10 things you didn't know about Kentucky & bourbon
Kentucky is where 95 percent of the world's bourbon is made and when you embark on the Kentucky Bourbon Trail, you'll learn a whole lot about bourbon— and the state of Kentucky along the way. Here are 10 things you probably didn't know about Kentucky and bourbon:
1.) All bourbon is whiskey is but not all whiskey is bourbon. The folks over at Jim Beam say, "Bourbon is kinda like whiskey's 'sweet spot' … because corn is a sweet grain. The more corn, the sweeter the whiskey. And to be called bourbon, it must be at least 51 percent corn. (Most distillers use 65 to 75 percent corn.)
2.) Bourbon, by law, must be aged in a brand-new, charred white oak barrel to be called straight bourbon whiskey—that means, a barrel can only be used once for bourbon. Where do they go after that? They get shipped to Mexico for aging tequila, Scotland for aging Scotch or elsewhere to store all kinds of things, including coffee, tobacco, beer and maple syrup. For the best infographic you'll see all day, check out Mutineer Magazine's, "The Secret Life of Bourbon Barrels."
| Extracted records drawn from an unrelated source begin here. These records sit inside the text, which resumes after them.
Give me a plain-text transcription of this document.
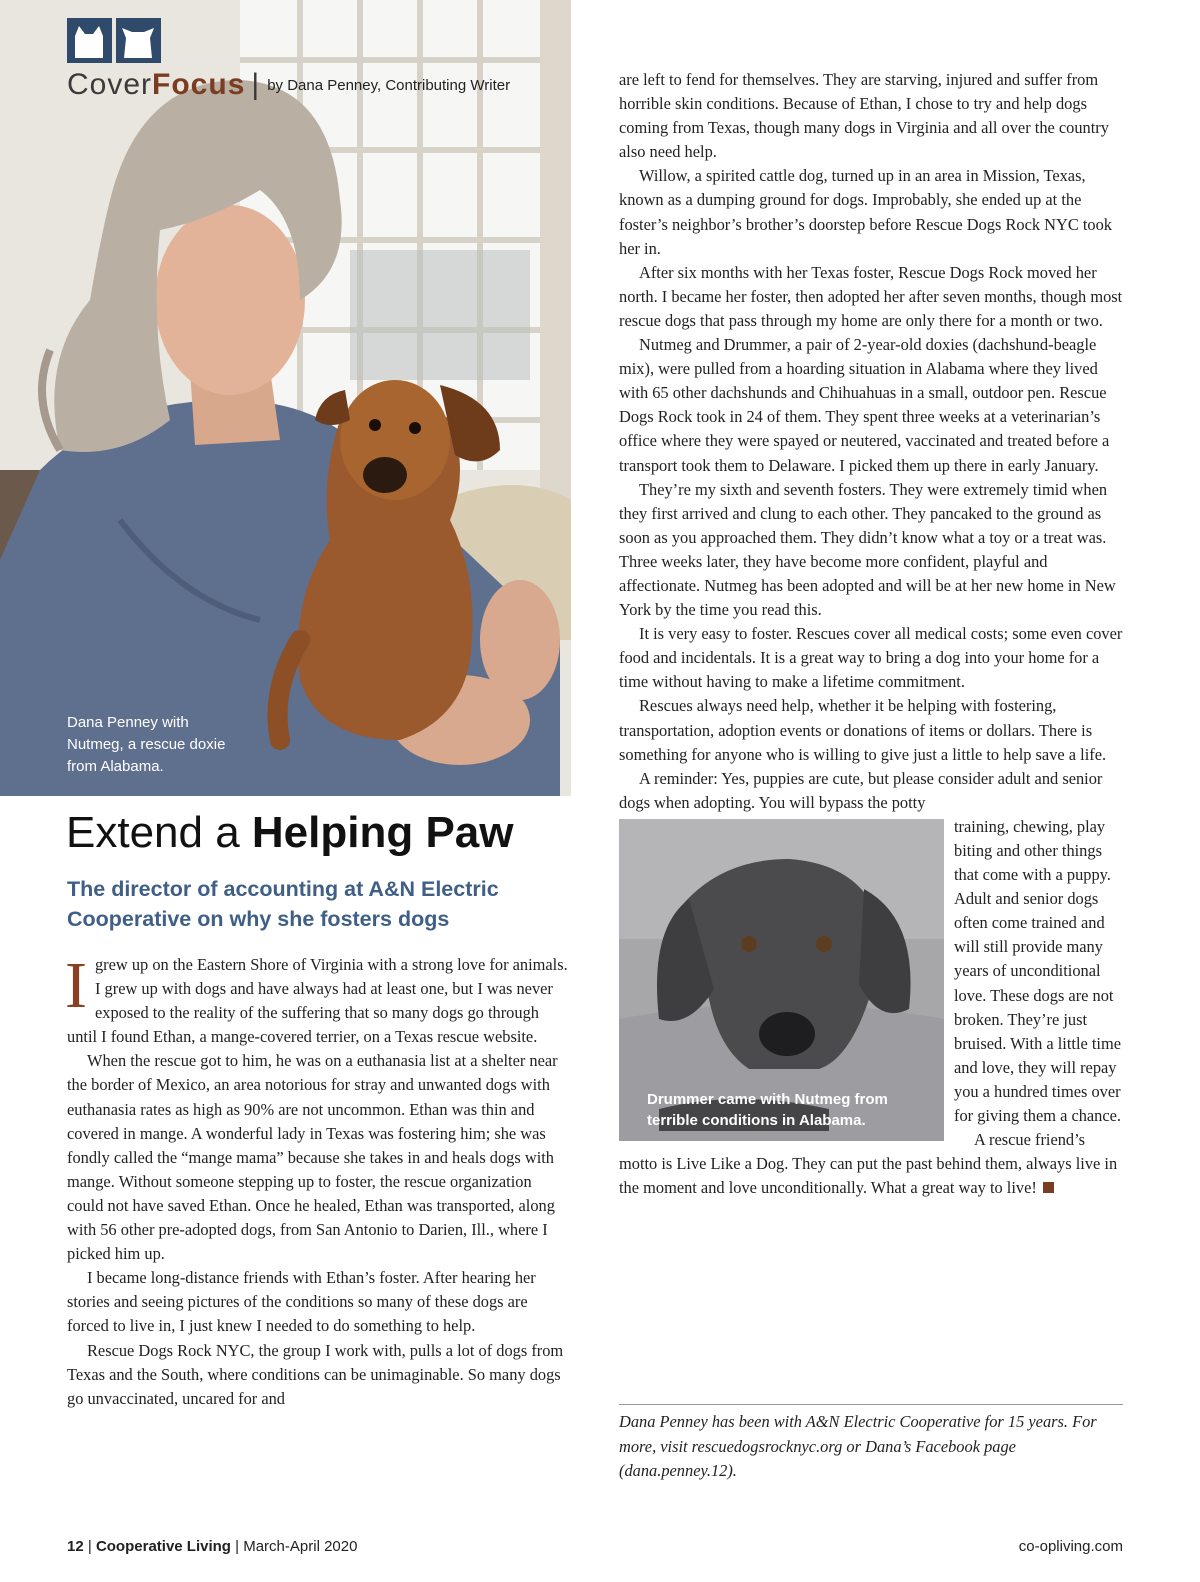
CoverFocus | by Dana Penney, Contributing Writer
Dana Penney with Nutmeg, a rescue doxie from Alabama.
Extend a Helping Paw
The director of accounting at A&N Electric Cooperative on why she fosters dogs

Igrew up on the Eastern Shore of Virginia with a strong love for animals. I grew up with dogs and have always had at least one, but I was never exposed to the reality of the suffering that so many dogs go through until I found Ethan, a mange-covered terrier, on a Texas rescue website.

When the rescue got to him, he was on a euthanasia list at a shelter near the border of Mexico, an area notorious for stray and unwanted dogs with euthanasia rates as high as 90% are not uncommon. Ethan was thin and covered in mange. A wonderful lady in Texas was fostering him; she was fondly called the “mange mama” because she takes in and heals dogs with mange. Without someone stepping up to foster, the rescue organization could not have saved Ethan. Once he healed, Ethan was transported, along with 56 other pre-adopted dogs, from San Antonio to Darien, Ill., where I picked him up.

I became long-distance friends with Ethan’s foster. After hearing her stories and seeing pictures of the conditions so many of these dogs are forced to live in, I just knew I needed to do something to help.

Rescue Dogs Rock NYC, the group I work with, pulls a lot of dogs from Texas and the South, where conditions can be unimaginable. So many dogs go unvaccinated, uncared for and

are left to fend for themselves. They are starving, injured and suffer from horrible skin conditions. Because of Ethan, I chose to try and help dogs coming from Texas, though many dogs in Virginia and all over the country also need help.

Willow, a spirited cattle dog, turned up in an area in Mission, Texas, known as a dumping ground for dogs. Improbably, she ended up at the foster’s neighbor’s brother’s doorstep before Rescue Dogs Rock NYC took her in.

After six months with her Texas foster, Rescue Dogs Rock moved her north. I became her foster, then adopted her after seven months, though most rescue dogs that pass through my home are only there for a month or two.

Nutmeg and Drummer, a pair of 2-year-old doxies (dachshund-beagle mix), were pulled from a hoarding situation in Alabama where they lived with 65 other dachshunds and Chihuahuas in a small, outdoor pen. Rescue Dogs Rock took in 24 of them. They spent three weeks at a veterinarian’s office where they were spayed or neutered, vaccinated and treated before a transport took them to Delaware. I picked them up there in early January.

They’re my sixth and seventh fosters. They were extremely timid when they first arrived and clung to each other. They pancaked to the ground as soon as you approached them. They didn’t know what a toy or a treat was. Three weeks later, they have become more confident, playful and affectionate. Nutmeg has been adopted and will be at her new home in New York by the time you read this.

It is very easy to foster. Rescues cover all medical costs; some even cover food and incidentals. It is a great way to bring a dog into your home for a time without having to make a lifetime commitment.

Rescues always need help, whether it be helping with fostering, transportation, adoption events or donations of items or dollars. There is something for anyone who is willing to give just a little to help save a life.

A reminder: Yes, puppies are cute, but please consider adult and senior dogs when adopting. You will bypass the potty

Drummer came with Nutmeg from terrible conditions in Alabama.

training, chewing, play biting and other things that come with a puppy. Adult and senior dogs often come trained and will still provide many years of unconditional love. These dogs are not broken. They’re just bruised. With a little time and love, they will repay you a hundred times over for giving them a chance.

A rescue friend’s motto is Live Like a Dog. They can put the past behind them, always live in the moment and love unconditionally. What a great way to live!

Dana Penney has been with A&N Electric Cooperative for 15 years. For more, visit rescuedogsrocknyc.org or Dana’s Facebook page (dana.penney.12).
12 | Cooperative Living | March-April 2020	co-opliving.com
3.) Where does all the corn and other grain go after it's done making bourbon? It's known as distiller's grain or more charmingly as "slop" and when the distillers are done with it, it gets shipped off to farms to be used as feed for cows. Yep, that's the circle of life in Kentucky, friends.
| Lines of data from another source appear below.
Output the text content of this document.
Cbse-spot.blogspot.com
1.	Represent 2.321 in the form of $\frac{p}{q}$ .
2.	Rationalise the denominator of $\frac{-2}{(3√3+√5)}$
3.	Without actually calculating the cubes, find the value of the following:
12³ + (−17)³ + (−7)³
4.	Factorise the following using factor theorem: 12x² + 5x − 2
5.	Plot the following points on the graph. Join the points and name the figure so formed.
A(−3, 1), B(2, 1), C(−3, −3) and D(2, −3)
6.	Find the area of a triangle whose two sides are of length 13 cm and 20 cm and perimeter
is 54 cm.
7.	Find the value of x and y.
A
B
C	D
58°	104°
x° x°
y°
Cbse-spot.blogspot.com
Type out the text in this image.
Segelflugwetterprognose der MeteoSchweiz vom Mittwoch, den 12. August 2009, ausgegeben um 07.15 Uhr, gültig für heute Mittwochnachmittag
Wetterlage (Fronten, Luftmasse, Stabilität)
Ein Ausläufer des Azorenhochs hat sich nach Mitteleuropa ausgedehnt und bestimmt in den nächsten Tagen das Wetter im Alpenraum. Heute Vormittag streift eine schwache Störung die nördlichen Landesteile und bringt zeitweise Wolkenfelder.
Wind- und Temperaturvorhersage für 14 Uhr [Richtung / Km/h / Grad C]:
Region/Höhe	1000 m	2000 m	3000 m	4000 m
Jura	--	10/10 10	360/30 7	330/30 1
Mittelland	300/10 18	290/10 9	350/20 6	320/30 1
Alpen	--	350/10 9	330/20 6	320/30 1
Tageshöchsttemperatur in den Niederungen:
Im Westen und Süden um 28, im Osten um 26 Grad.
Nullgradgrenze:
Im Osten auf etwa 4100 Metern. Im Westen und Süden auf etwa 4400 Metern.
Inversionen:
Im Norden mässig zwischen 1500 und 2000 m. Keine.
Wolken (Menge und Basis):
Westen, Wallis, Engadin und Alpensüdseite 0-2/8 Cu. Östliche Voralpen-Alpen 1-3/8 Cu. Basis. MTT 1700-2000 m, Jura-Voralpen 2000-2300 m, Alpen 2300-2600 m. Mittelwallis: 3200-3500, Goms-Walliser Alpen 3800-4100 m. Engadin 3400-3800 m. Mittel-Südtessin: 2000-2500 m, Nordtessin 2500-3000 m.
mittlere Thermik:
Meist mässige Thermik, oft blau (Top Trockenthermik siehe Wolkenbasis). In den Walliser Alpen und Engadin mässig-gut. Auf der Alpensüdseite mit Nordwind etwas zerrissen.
4.) Nothing can be added to bourbon in the distilling process except water. So, that means that all the flavor comes from the charred oak barrels (the picture below shows the charring process at Brown-Forman). And, that's why when Wild Turkey wanted to add honey to their bourbon, it became Wild Turkey Liqueur and was later renamed American Honey. Jack Daniels? It's largely identical to bourbon except for one key difference: It's filtered through maple charcoal. That's why they call it a Tennessee whiskey not a bourbon.
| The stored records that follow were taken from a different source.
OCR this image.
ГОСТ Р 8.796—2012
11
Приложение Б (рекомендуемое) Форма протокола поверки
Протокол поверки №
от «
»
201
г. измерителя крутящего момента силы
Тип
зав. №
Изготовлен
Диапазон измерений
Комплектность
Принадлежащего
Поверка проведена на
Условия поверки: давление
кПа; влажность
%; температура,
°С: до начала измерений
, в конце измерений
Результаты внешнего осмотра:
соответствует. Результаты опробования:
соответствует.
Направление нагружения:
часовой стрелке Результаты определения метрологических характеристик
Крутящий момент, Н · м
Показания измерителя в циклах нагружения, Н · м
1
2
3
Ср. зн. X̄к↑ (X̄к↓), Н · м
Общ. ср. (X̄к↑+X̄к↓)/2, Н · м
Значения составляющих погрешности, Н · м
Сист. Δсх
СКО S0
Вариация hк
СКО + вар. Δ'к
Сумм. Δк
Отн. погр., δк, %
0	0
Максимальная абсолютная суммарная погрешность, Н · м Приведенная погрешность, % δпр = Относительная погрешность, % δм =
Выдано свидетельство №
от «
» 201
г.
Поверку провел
5.) Bourbon is All-American. Whiskey may be made everywhere from Brooklyn to Scotland but in 1964, Congress declared bourbon "America's Native Spirit." That means to be called bourbon, it must be made in the U.S. But really, everyone knows that means Kentucky—95 percent of the world's bourbon is made in Kentucky.
6.) There are more barrels of bourbon than people in Kentucky. In fact, the folks over at Buffalo Trace (maker of Blanton's, Eagle Rare and Van Winkle, among others), say that if they stopped making bourbon right now, they'd have enough bourbon for the next 20 years!
7.) Kentucky geographically is in the middle of the U.S. but it's a southern state. Kentucky is separated from Indiana by a river—and the Mason Dixon line. So, while Indianans are undoubtedly Midwestern, Kentucky is all kinds of southern, ready to serve up an extra helping of Southern hospitality. Ask any Kentuckian and they'll tell you proudly that they're from the South. Ask them about Indiana—well, that's an entirely different conversation.
8.) The angel's share. By law, bourbon must be aged in barrels for at least two years. As bourbon is "sleeping " in the barrel, it loses some to evaporation every year and that's called the "angel's share." A sign at the Buffalo Trace distillery explains why: "Because we like to think it is the bit of bourbon we are sharing with the angels."
9.) Why bartenders do multiple pours. If you've ever seen a bartender do a multiple pour when you order bourbon neat or on the rocks, you might think one of two things: 1) he mis-measured or 2) he really likes you because he just gave you an extra pour. In fact, it's because there's something known as "suspended solids" in a bourbon, so by doing multiple pours, you're actually shaking up the bourbon and rounding out the flavor.
10.) Marijuana and disco balls. In addition to the fact that 95 percent of the world's bourbon is made in Kentucky, the state's other exports include marijuana and disco balls. Ninety percent of disco balls made in the U.S. are made here (specifically in Louisville) and Kentucky is one of the top three marijuana-producing states in the country, along with California and Tennessee.